Job Summary
The Real Time Payments International team is looking for a Site Reliability Engineer (SRE) to drive application deployment readiness, manage day-to-day operational stability and support the reliability of critical payment platforms by implementing automation, leverage best practices and work with a high‑impact team responsible for driving production readiness, reliability, and DevOps automation across Mastercard platforms.
This role plays a key part in incident management, change readiness, and platform operations, while contributing to continuous improvement initiatives.
Key Responsibilities
Platform Operations & Stability
- Support end-to-end availability, monitoring, and performance of critical payment platforms.
- Execute operational processes to ensure platform health and stability.
- Participate in capacity checks, readiness validations, and environment monitoring.
Incident Management & Execution
- Actively manage and coordinate incident triage and resolution.
- Serve as incident commander driving medium to high-severity incidents.
- Ensure timely updates, accurate impact assessment, and appropriate escalation.
- Contribute to root cause analysis with clear identification of actions and ownership.
Change & Release Support
- Participate in highlighting gaps and defining test cases required for a change in lower environments and validate lower environment test completeness.

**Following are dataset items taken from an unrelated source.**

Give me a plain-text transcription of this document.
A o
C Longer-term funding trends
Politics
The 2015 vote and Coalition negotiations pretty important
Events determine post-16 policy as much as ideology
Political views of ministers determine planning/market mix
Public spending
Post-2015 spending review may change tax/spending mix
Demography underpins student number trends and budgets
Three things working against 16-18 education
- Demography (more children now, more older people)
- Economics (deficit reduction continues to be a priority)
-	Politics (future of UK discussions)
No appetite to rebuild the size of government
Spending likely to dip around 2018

- Ensure adherence to change governance processes (test case reviews, checklists, approvals, rollback readiness).
- Engage in creating change plans and support execution of production changes, deployments, and validations.
Technical Troubleshooting
- Perform hands-on troubleshooting across:
- Application behaviour and dependencies.
- Infrastructure components (compute, network, storage).
- Database and performance issues.
- Collaborate with engineering, infrastructure and other technical teams to isolate and resolve issues efficiently.
Monitoring & Observability
- Improve system health monitoring using observability tools and alerts.
- Identify gaps in alerting and contribute to improving quality of alerting and dashboards.
- Ensure proactive detection of anomalies using observability tools.
Automation & Process Improvement
- Contribute to automation initiatives to reduce toil and errors.
- Identify repetitive operational tasks and drive improvements.
- Support implementation of DevOps best practices.
- Leverage AI-driven tools to improve monitoring, incident detection, and operational efficiency, enabling faster troubleshooting and reduced manual effort in day-to-day operations.
Stakeholder Coordination
- Work closely with engineering, program teams, and external partners during incidents and changes.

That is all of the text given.